Doing This With a Partner
Working through this with a friend for accountability raises the odds you both finish, and a trusted outside view fixes the one flaw of solo introspection: you’re a biased witness to yourself. But pairs can also make the result worse if you do it wrong. This page is the protocol that keeps it working.
The one rule that matters most
Write solo first. Compare after.
If you fill the prompts out together, you’ll quietly converge — each of you drifting toward answers the other would approve of (social desirability), instead of toward what’s true for you. Your two compasses should look nothing alike when you’re done.
So the rhythm is always: write the day alone → then meet to share and pressure-test. The accountability is for showing up and finishing, not for co-authoring each other’s answers.
Where your partner is most valuable
Use each other hardest at the moments you’re most likely to flatter yourself:
- The disconfirmation passes (Day 2 step 3, Day 4) — “You say you value X, but I’ve watched you choose Y every time it cost you.” You can’t do this to yourself well.
- The conflict test (Day 2) — does your stated value ranking match how you actually decided in situations your partner witnessed?
- The purpose intersection (Day 4) — an honest reality check on a flattering self-story.
The norm: ask honest questions, don’t judge or fix. Push, don’t preach. A too-agreeable partner just validates everything (useless); a too-critical one makes you defensive (also useless).

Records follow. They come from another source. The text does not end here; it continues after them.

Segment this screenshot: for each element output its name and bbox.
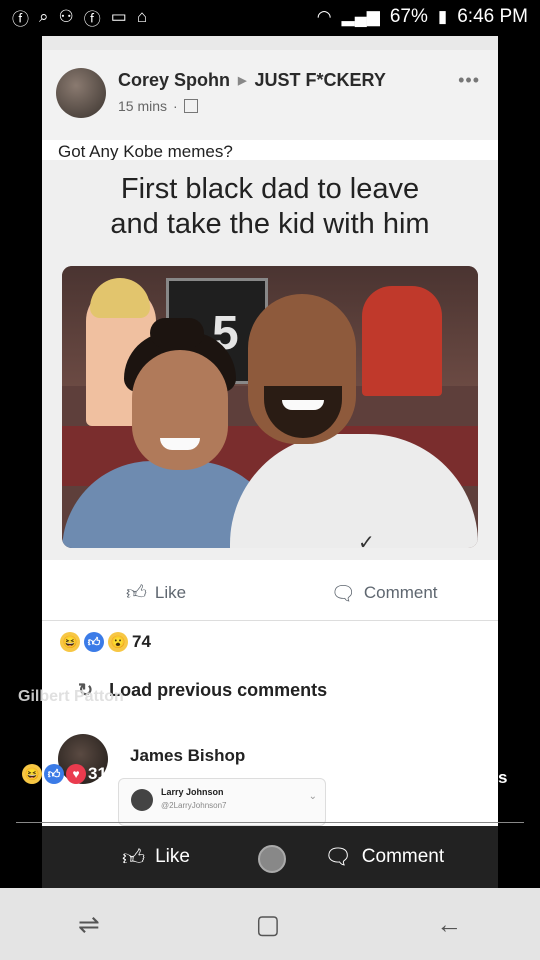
reaction-summary[interactable]: 😆 👍︎ 😮 74 [60,632,151,652]
comment-icon: 🗨︎ [330,582,356,605]
meme-image[interactable]: First black dad to leave and take the ki… [42,160,498,560]
meme-caption: First black dad to leave and take the ki… [42,172,498,242]
author-line: Corey Spohn ▶ JUST F*CKERY [118,70,386,91]
meme-caption-line-2: and take the kid with him [110,208,430,240]
post-action-bar: 👍︎ Like 🗨︎ Comment [42,566,498,620]
like-reaction-icon: 👍︎ [44,764,64,784]
overlay-comments-count[interactable]: 29 Comments [396,768,507,788]
battery-percent: 67% [389,6,428,27]
home-button-icon[interactable] [258,845,286,873]
embed-handle: @2LarryJohnson7 [161,801,227,810]
facebook-icon: ⓕ [83,9,101,29]
wifi-icon: ◠ [316,7,332,26]
status-indicators: ◠ ▂▄▆ 67% ▮ 6:46 PM [317,6,528,28]
like-button[interactable]: 👍︎ Like [42,581,270,605]
arrow-right-icon: ▶ [238,75,247,87]
haha-reaction-icon: 😆 [60,632,80,652]
chevron-down-icon: ⌄ [308,791,317,802]
overlay-divider [16,822,524,823]
author-avatar[interactable] [56,68,106,118]
comment-icon: 🗨︎ [323,844,352,869]
girl-smile [160,438,200,450]
comment-label: Comment [363,583,438,602]
love-reaction-icon: ♥ [66,764,86,784]
meme-caption-line-1: First black dad to leave [120,173,420,205]
post-time[interactable]: 15 mins [118,98,167,114]
bottom-comment-button[interactable]: 🗨︎ Comment [270,844,498,870]
like-reaction-icon: 👍︎ [84,632,104,652]
overlay-reaction-summary[interactable]: 😆 👍︎ ♥ 31 [22,764,107,784]
privacy-icon [183,99,198,113]
comment-embed[interactable]: Larry Johnson @2LarryJohnson7 ⌄ [118,778,326,826]
battery-icon: ▮ [437,7,448,26]
wow-reaction-icon: 😮 [108,632,128,652]
group-name[interactable]: JUST F*CKERY [254,70,385,91]
author-name[interactable]: Corey Spohn [118,70,230,91]
comment-button[interactable]: 🗨︎ Comment [270,581,498,606]
girl-face [132,350,228,470]
bottom-like-label: Like [155,846,190,867]
search-icon: ⌕ [39,7,49,26]
like-label: Like [154,583,187,602]
back-arrow-icon[interactable]: ← [436,909,462,940]
nike-logo-icon: ✓ [358,532,375,548]
notification-icons: ⓕ ⌕ ⚇ ⓕ ▭ ⌂ [12,5,147,30]
more-options-icon[interactable]: ••• [458,70,480,91]
haha-reaction-icon: 😆 [22,764,42,784]
home-icon: ⌂ [136,7,148,26]
meme-photo: 5 ✓ [62,266,478,548]
man-smile [282,400,324,410]
thumbs-up-icon: 👍︎ [125,582,147,604]
background-person [362,286,442,396]
clock: 6:46 PM [457,6,528,27]
girl-hair-bun [150,318,204,348]
post-text: Got Any Kobe memes? [58,142,233,161]
bottom-action-bar: 👍︎ Like 🗨︎ Comment [42,826,498,888]
home-icon[interactable]: ▢ [256,909,281,940]
thumbs-up-icon: 👍︎ [122,844,146,870]
gallery-icon: ▭ [110,7,127,26]
commenter-name[interactable]: James Bishop [130,746,245,766]
bottom-like-button[interactable]: 👍︎ Like [42,844,270,871]
recent-apps-icon[interactable]: ⇌ [78,909,100,940]
facebook-post-card: Corey Spohn ▶ JUST F*CKERY 15 mins · •••… [42,36,498,888]
overlay-reaction-count: 31 [88,764,107,783]
status-bar: ⓕ ⌕ ⚇ ⓕ ▭ ⌂ ◠ ▂▄▆ 67% ▮ 6:46 PM [0,0,540,34]
bottom-comment-label: Comment [361,846,445,867]
facebook-icon: ⓕ [12,9,29,29]
post-header: Corey Spohn ▶ JUST F*CKERY 15 mins · •••… [42,50,498,161]
embed-name: Larry Johnson [161,787,224,797]
android-navigation-bar: ⇌ ▢ ← [0,888,540,960]
post-meta: 15 mins · [118,98,198,114]
load-previous-label: Load previous comments [109,680,328,700]
signal-icon: ▂▄▆ [341,7,380,26]
overlay-commenter-name: Gilbert Patton [18,688,124,705]
divider [42,620,498,621]
meeting-icon: ⚇ [58,7,74,26]
separator-dot: · [173,98,178,114]
embed-avatar [131,789,153,811]
reaction-count: 74 [132,632,151,651]
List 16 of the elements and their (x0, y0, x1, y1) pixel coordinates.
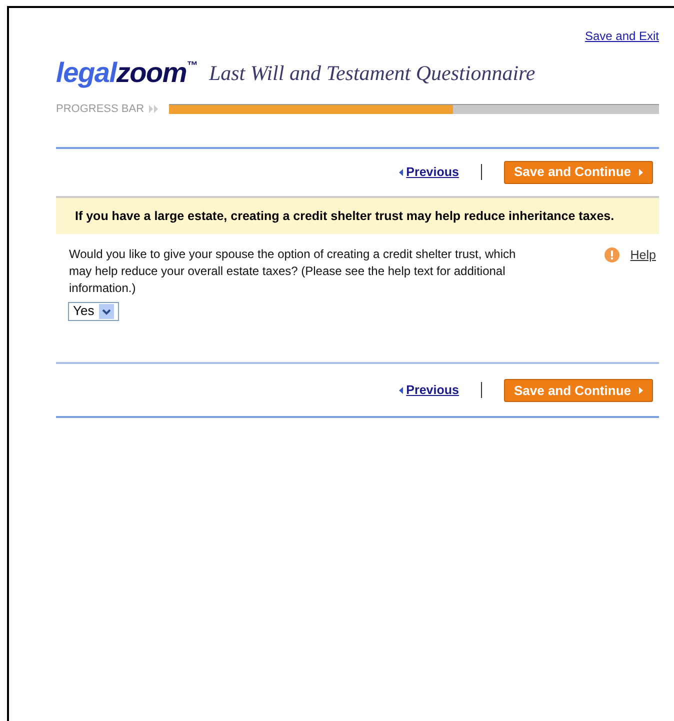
progress-label: PROGRESS BAR (56, 102, 144, 117)
question-text: Would you like to give your spouse the option of creating a credit shelter trust, which may help reduce your overall estate taxes? (Please see the help text for additional information.) (69, 246, 517, 296)
page-title: Last Will and Testament Questionnaire (208, 60, 536, 86)
double-arrow-icon (148, 105, 160, 114)
help-link[interactable]: Help (630, 246, 656, 264)
logo: legalzoom™ (56, 56, 198, 90)
left-arrow-icon (399, 386, 404, 394)
left-arrow-icon (399, 168, 404, 176)
save-and-exit-link[interactable]: Save and Exit (584, 27, 659, 45)
right-arrow-icon (639, 168, 643, 176)
right-arrow-icon (639, 386, 643, 394)
notice-text: If you have a large estate, creating a credit shelter trust may help reduce inheritance taxes. (75, 208, 616, 224)
alert-icon (604, 246, 620, 262)
previous-link[interactable]: Previous (399, 162, 459, 182)
answer-dropdown[interactable]: Yes (68, 302, 120, 320)
previous-link[interactable]: Previous (399, 380, 459, 400)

You’re also each other’s outside input — the lowest-friction 360 there is. Swap the two questions before you start:
- “When have you seen me most alive or most myself?”
- “What are you genuinely good at — or see clearly — that you might not notice in yourself?”
Agree on these before Day 1
- The sharing contract. Some prompts are intimate — the low points (Day 1), the eulogy test (Day 4). Decide up front what’s shareable vs. private. “I did the work” is a complete check-in; you don’t owe each other the raw contents.
- The cadence. Pick a standing weekly slot — “I’ll do Day 1 this week, so will you” — and a recurring end-of-week check-in. A “day” a week is a great pace (the five days run ~5 weeks); over that span the enemy is drift, not difficulty, so a fixed day/time beats “sometime this week.” Keep each day a single sitting, and re-read last week’s notes before the next. A quick “did you do it?” is a complete check-in.
- The fallback. What happens if one of you slips, so a single missed day doesn’t sink both of you.
- Day 0 lead time. Both do the data pull and exchange the two questions above a few days early.
One mindset note
This isn’t a competition, and your compasses should diverge. If comparison creeps in (“his purpose sounds more impressive”), that’s noise — name it and drop it. The only person your compass has to fit is you.